UNITED STATES—Upon the purple divan under a pile of fleeces, the erstwhile ‘80s star, Rhett Thornton, sat propped up on front of the tryptich of three massive widescreen TVs. He was wound up. Sleep happens when there is no life. And having no life, he had taken three Corvalis trying vainly to woo sleep and all it did was turn his mouth on triple speed.

As the Dr. Silk (Dr. Lookgood) abused of Rhett’s ability to listen, Rhett now abused of his new audience. The rabbi, the priest and Eliza. First, he told them to take their shoes off in peremptory, belligerent voice, but quickly undercut by a chuckle. Rabbi Goldwyn was doing more exercise than usual and half bent to take his brogans off and leave them in the entry hallway. He sighed, it was an atavistic dirge that came out of his throat.

Rabbi Goldwyn was wise enough to “Let it go,” but all these things you let go and turn out, invariably take their toll. Someday, Rabbi Goldwyn told himself I am going to scream and cry and beat my chest. Who do people think they are. I try hard to be a good man, he tells himself, but I am so far down the path. Is there any hope for me?

Father Daniel had no such misgivings, perhaps he knew the world was flawed, innately so, and that we get along mostly on our vices. He needed a good cup of coffee and then after that his 420 cigarette.

“You know why I called you up here,” Rhett said. “You looked all Johnny come lately’s. Don’t you know what’s going on in the news. There’s this bomb that in the hands of a terrorist group, F.A.K.E. and the latest reports are that it will age people not just twenty years, but fifty years. And they’ve been targeting some of the more significant A-listers.”

“We came up here fast as we could,” Father Daniel burbled. Rhett cut him shorter:

“Listen to me when I’m speaking. Let me finish what I’m saying,” Rhett said, not giving the clergyman, who also had a little of Dr. Silk’s handy work, in giving a surgical youth. He was happy to let Rhett keep on blustering.

This was maybe the third time in the last few years they had been called to give last rites to the germ-phobic Rhett.”

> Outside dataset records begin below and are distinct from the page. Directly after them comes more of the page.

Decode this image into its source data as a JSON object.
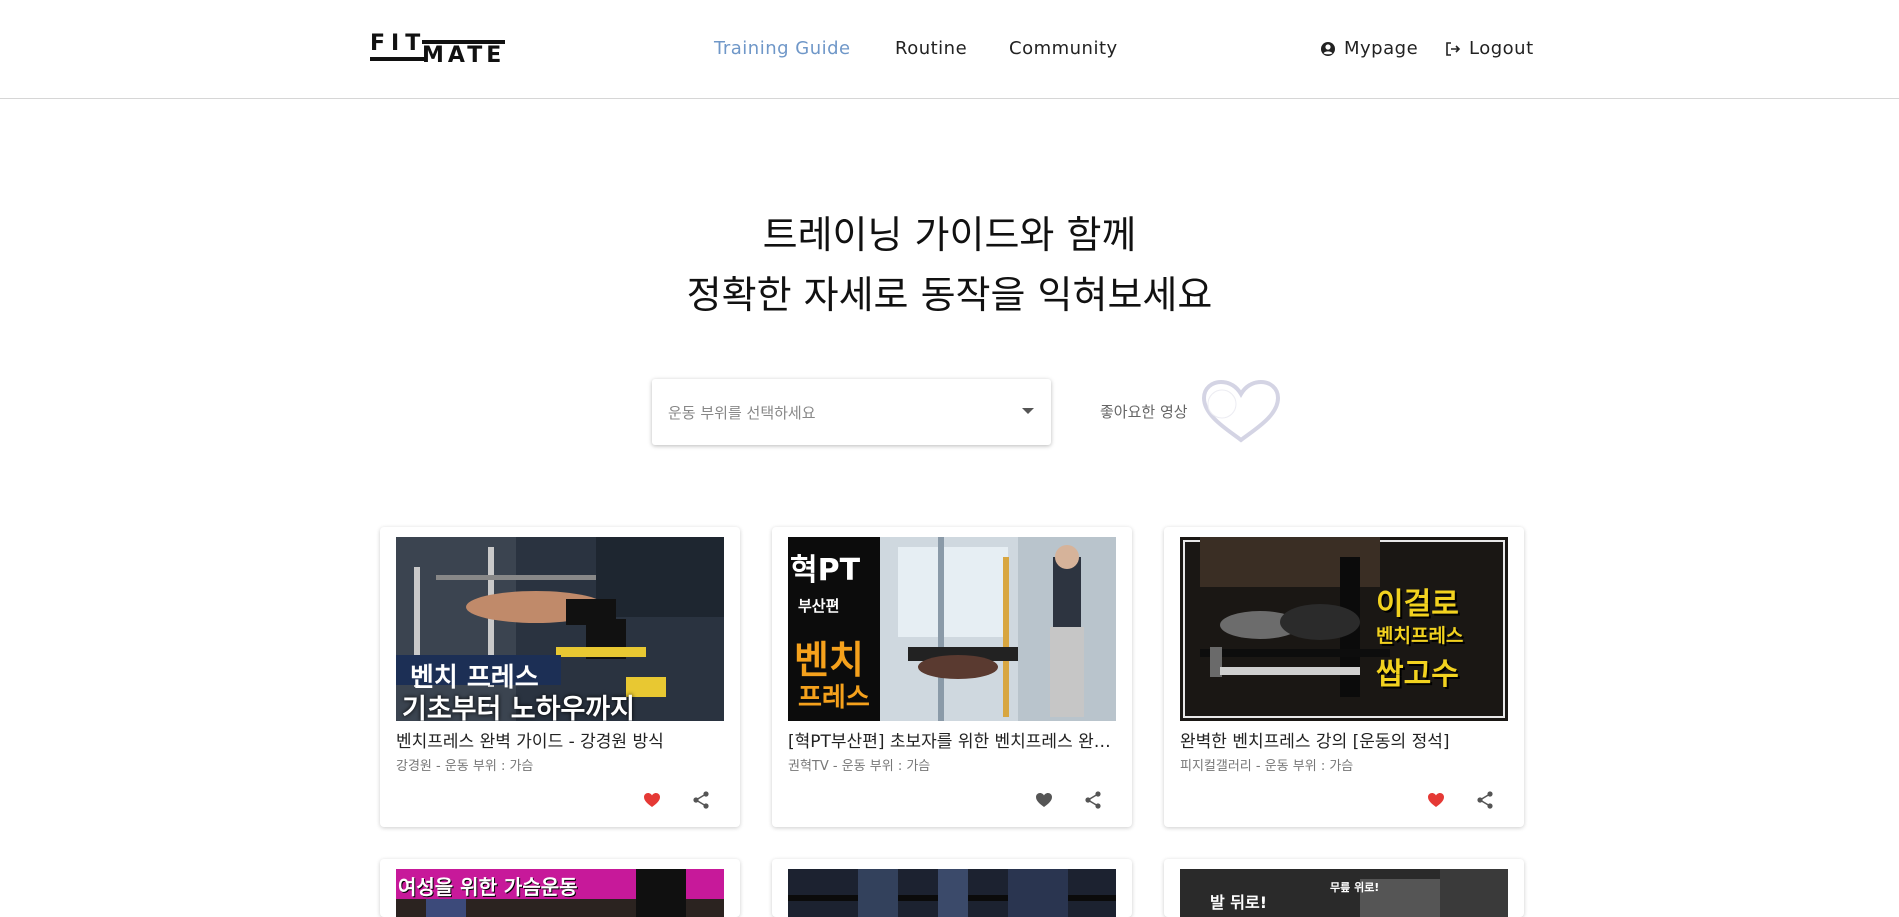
{
  "header": {
    "logo_top": "FIT",
    "logo_bottom": "MATE",
    "nav": [
      {
        "label": "Training Guide",
        "active": true
      },
      {
        "label": "Routine",
        "active": false
      },
      {
        "label": "Community",
        "active": false
      }
    ],
    "mypage_label": "Mypage",
    "logout_label": "Logout",
    "accent_color": "#6f97c8"
  },
  "hero": {
    "line1": "트레이닝 가이드와 함께",
    "line2": "정확한 자세로 동작을 익혀보세요"
  },
  "filter": {
    "placeholder": "운동 부위를 선택하세요",
    "liked_label": "좋아요한 영상",
    "liked_toggle_on": false
  },
  "cards": [
    {
      "thumb_text_line1": "벤치 프레스",
      "thumb_text_line2": "기초부터 노하우까지",
      "title": "벤치프레스 완벽 가이드 - 강경원 방식",
      "meta": "강경원 - 운동 부위 : 가슴",
      "liked": true
    },
    {
      "thumb_text_line1": "혁PT",
      "thumb_text_line2": "부산편",
      "thumb_text_line3": "벤치",
      "thumb_text_line4": "프레스",
      "title": "[혁PT부산편] 초보자를 위한 벤치프레스 완벽 가이드",
      "meta": "권혁TV - 운동 부위 : 가슴",
      "liked": false
    },
    {
      "thumb_text_line1": "이걸로",
      "thumb_text_line2": "벤치프레스",
      "thumb_text_line3": "쌉고수",
      "title": "완벽한 벤치프레스 강의 [운동의 정석]",
      "meta": "피지컬갤러리 - 운동 부위 : 가슴",
      "liked": true
    },
    {
      "thumb_text_line1": "여성을 위한 가슴운동"
    },
    {},
    {
      "thumb_text_line1": "발 뒤로!",
      "thumb_text_line2": "무릎 위로!"
    }
  ],
  "colors": {
    "liked": "#e53935",
    "unliked": "#555555"
  }
}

“They’re trying to extort from me and other A-listers. You heard what happened to Jane Fonda? They targeted her and all that good figure and exercise went to waste. A bowl of mush looks better to me than Jane Fonda, besides she was a traitor.”

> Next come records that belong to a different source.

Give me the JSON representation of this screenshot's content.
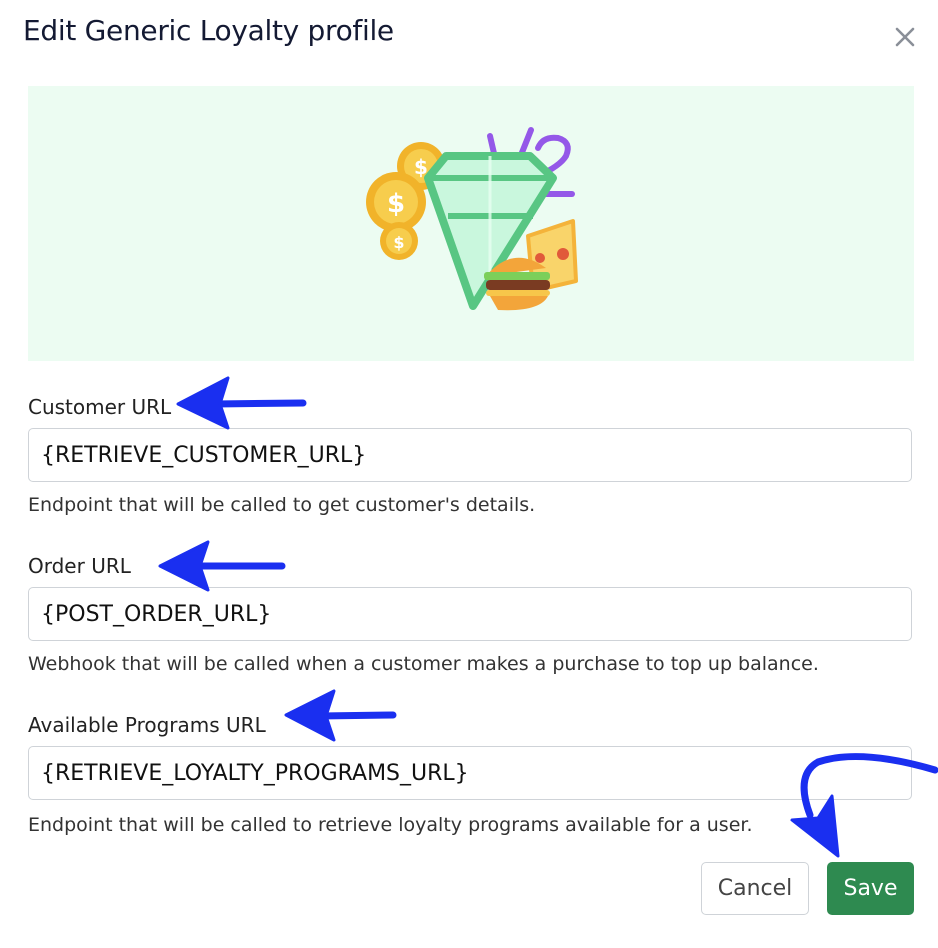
{
  "dialog": {
    "title": "Edit Generic Loyalty profile",
    "close_icon": "close-icon"
  },
  "hero": {
    "illustration": "loyalty-diamond-coins-food-illustration",
    "background": "#ecfcf2"
  },
  "fields": {
    "customer": {
      "label": "Customer URL",
      "value": "{RETRIEVE_CUSTOMER_URL}",
      "help": "Endpoint that will be called to get customer's details."
    },
    "order": {
      "label": "Order URL",
      "value": "{POST_ORDER_URL}",
      "help": "Webhook that will be called when a customer makes a purchase to top up balance."
    },
    "programs": {
      "label": "Available Programs URL",
      "value": "{RETRIEVE_LOYALTY_PROGRAMS_URL}",
      "help": "Endpoint that will be called to retrieve loyalty programs available for a user."
    }
  },
  "buttons": {
    "cancel": "Cancel",
    "save": "Save"
  },
  "colors": {
    "primary": "#2e8a50",
    "annotation_arrow": "#1a2ff0"
  }
}
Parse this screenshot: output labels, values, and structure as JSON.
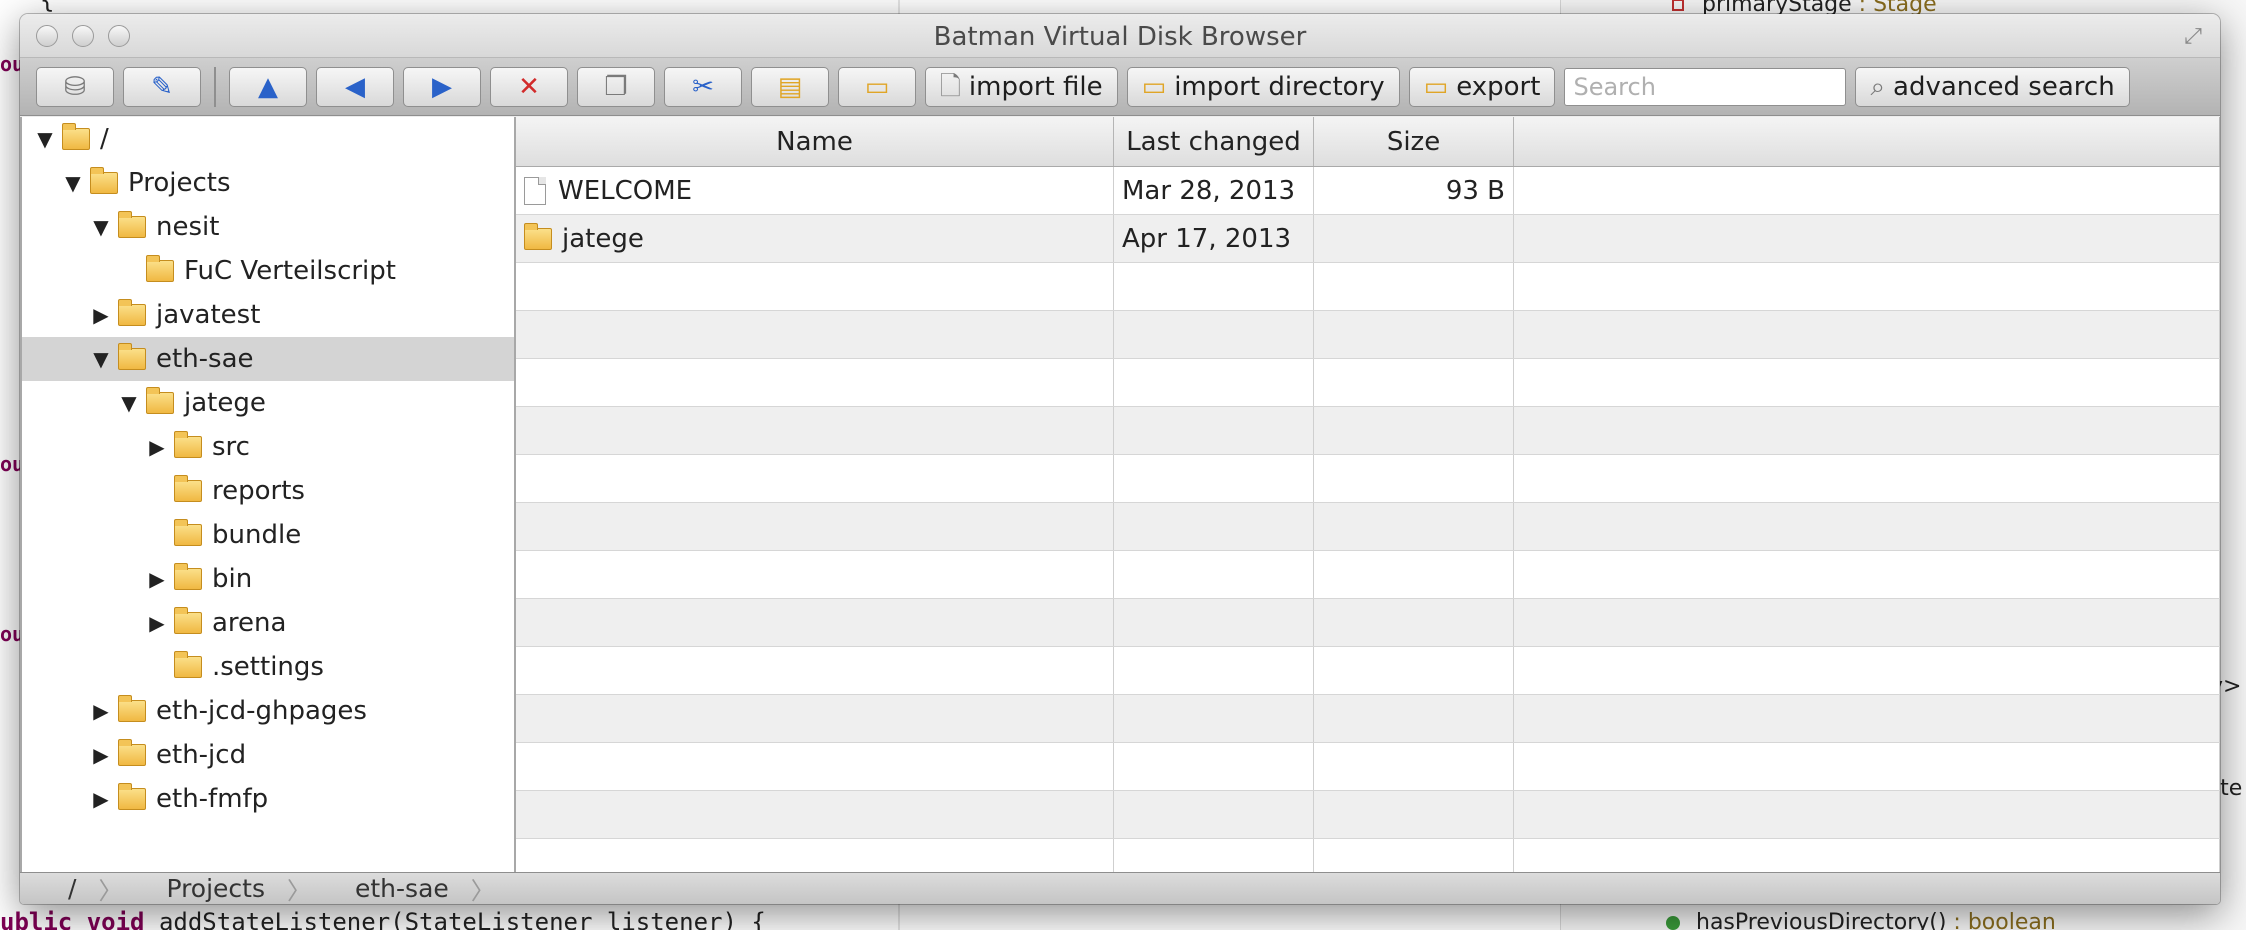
{
  "background": {
    "code_top": "{",
    "code_bottom_keyword1": "ublic",
    "code_bottom_keyword2": "void",
    "code_bottom_text": "addStateListener(StateListener listener) {",
    "frag_left": [
      "ou",
      "ou",
      "ou"
    ],
    "member_top_name": "primaryStage",
    "member_top_type": ": Stage",
    "member_bottom_name": "hasPreviousDirectory()",
    "member_bottom_type": ": boolean",
    "right_frag_1": "y>",
    "right_frag_2": "lte"
  },
  "window": {
    "title": "Batman Virtual Disk Browser"
  },
  "toolbar": {
    "import_file_label": "import file",
    "import_directory_label": "import directory",
    "export_label": "export",
    "search_placeholder": "Search",
    "advanced_search_label": "advanced search"
  },
  "tree": {
    "items": [
      {
        "label": "/",
        "disclosure": "▼",
        "indent": 0
      },
      {
        "label": "Projects",
        "disclosure": "▼",
        "indent": 1
      },
      {
        "label": "nesit",
        "disclosure": "▼",
        "indent": 2
      },
      {
        "label": "FuC Verteilscript",
        "disclosure": "",
        "indent": 3
      },
      {
        "label": "javatest",
        "disclosure": "▶",
        "indent": 2
      },
      {
        "label": "eth-sae",
        "disclosure": "▼",
        "indent": 2,
        "selected": true
      },
      {
        "label": "jatege",
        "disclosure": "▼",
        "indent": 3
      },
      {
        "label": "src",
        "disclosure": "▶",
        "indent": 4
      },
      {
        "label": "reports",
        "disclosure": "",
        "indent": 4
      },
      {
        "label": "bundle",
        "disclosure": "",
        "indent": 4
      },
      {
        "label": "bin",
        "disclosure": "▶",
        "indent": 4
      },
      {
        "label": "arena",
        "disclosure": "▶",
        "indent": 4
      },
      {
        "label": ".settings",
        "disclosure": "",
        "indent": 4
      },
      {
        "label": "eth-jcd-ghpages",
        "disclosure": "▶",
        "indent": 2
      },
      {
        "label": "eth-jcd",
        "disclosure": "▶",
        "indent": 2
      },
      {
        "label": "eth-fmfp",
        "disclosure": "▶",
        "indent": 2
      }
    ]
  },
  "table": {
    "headers": {
      "name": "Name",
      "date": "Last changed",
      "size": "Size"
    },
    "rows": [
      {
        "name": "WELCOME",
        "type": "file",
        "date": "Mar 28, 2013",
        "size": "93 B"
      },
      {
        "name": "jatege",
        "type": "folder",
        "date": "Apr 17, 2013",
        "size": ""
      }
    ]
  },
  "breadcrumb": [
    "/",
    "Projects",
    "eth-sae"
  ]
}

The clergymen said yes. They smiled and suppressed snickers. Both appreciated what Rhett had done for them over the years; he donated to their carnivals and Chabbad. He was hedging his bets, as he liked to say, having both a priest and rabbi on his side.

Eliza just sat there, smiling sincerely (insincerely), taking it. She had her own code. “What do you want?” Rhett glared at her and sucked on his spliff. It crackled and glowed.

“Where’s Goliilocks?”

“I got him back from the vet.”

“You’re stammering, Eliza. Don’t waste my time,” he snapped the spliff out of his bloodless mouth.

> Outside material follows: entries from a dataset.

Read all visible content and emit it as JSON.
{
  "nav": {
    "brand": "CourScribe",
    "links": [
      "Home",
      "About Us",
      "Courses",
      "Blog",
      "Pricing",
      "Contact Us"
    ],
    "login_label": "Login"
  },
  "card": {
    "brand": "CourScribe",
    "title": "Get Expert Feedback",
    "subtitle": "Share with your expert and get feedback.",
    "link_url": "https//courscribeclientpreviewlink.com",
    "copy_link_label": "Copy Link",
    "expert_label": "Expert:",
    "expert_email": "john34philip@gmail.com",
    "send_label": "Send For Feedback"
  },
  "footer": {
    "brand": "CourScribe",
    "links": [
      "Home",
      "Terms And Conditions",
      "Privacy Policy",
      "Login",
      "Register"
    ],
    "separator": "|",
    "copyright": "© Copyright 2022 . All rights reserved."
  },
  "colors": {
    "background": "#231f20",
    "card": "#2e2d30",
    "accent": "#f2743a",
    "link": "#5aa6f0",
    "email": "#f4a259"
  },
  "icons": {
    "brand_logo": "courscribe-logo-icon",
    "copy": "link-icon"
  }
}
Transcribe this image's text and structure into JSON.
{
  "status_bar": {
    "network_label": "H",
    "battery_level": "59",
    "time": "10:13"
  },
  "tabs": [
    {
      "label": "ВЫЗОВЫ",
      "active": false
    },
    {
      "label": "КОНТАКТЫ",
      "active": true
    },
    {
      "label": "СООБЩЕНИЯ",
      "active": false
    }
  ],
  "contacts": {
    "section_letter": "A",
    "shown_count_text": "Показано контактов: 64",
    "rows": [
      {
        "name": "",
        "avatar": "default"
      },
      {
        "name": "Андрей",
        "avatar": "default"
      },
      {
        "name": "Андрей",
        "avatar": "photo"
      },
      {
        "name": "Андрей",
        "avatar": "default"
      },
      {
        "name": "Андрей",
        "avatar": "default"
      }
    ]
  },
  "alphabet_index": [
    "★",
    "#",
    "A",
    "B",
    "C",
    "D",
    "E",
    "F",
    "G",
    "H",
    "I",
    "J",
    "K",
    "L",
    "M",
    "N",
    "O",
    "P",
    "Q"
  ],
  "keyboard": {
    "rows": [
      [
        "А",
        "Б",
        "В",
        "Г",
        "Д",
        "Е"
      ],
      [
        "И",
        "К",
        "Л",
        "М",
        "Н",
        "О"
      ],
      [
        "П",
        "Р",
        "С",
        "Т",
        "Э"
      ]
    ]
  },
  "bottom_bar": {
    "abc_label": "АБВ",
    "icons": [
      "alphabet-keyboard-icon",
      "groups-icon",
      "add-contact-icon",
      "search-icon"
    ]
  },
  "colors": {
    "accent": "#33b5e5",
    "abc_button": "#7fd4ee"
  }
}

“Why didn’t you bring Goldilocks in with us, I’d like to see how she came back.

“I thought you might be fearful of germs. Goldilocks was better in the car.”

“Bring Her in. I want to see her blue eyes before I die.”

“Who said anything about dying?”

“I’m not bowing in to any of these terrorists. You know they’ve targeted me and Jane Fonda. I feel like a Lysol bath after being included in the same sentence with that woman. Well, what are you doing standing there, Liza? Get moving.”

She did and brought back Goldilocks plumply purring into the sunken living room, dominated by the large-screen TVs. Rhett smiled when Goldy joined him on the purple divan.

Good cat, good cat. It was one of the maddening incongruencies that, after the fear of germs and unhygienic pets, Rhett would pour out the love on this fluffy, plump Egyptian and berate Eliza for leaving the cat marooned on the hot car.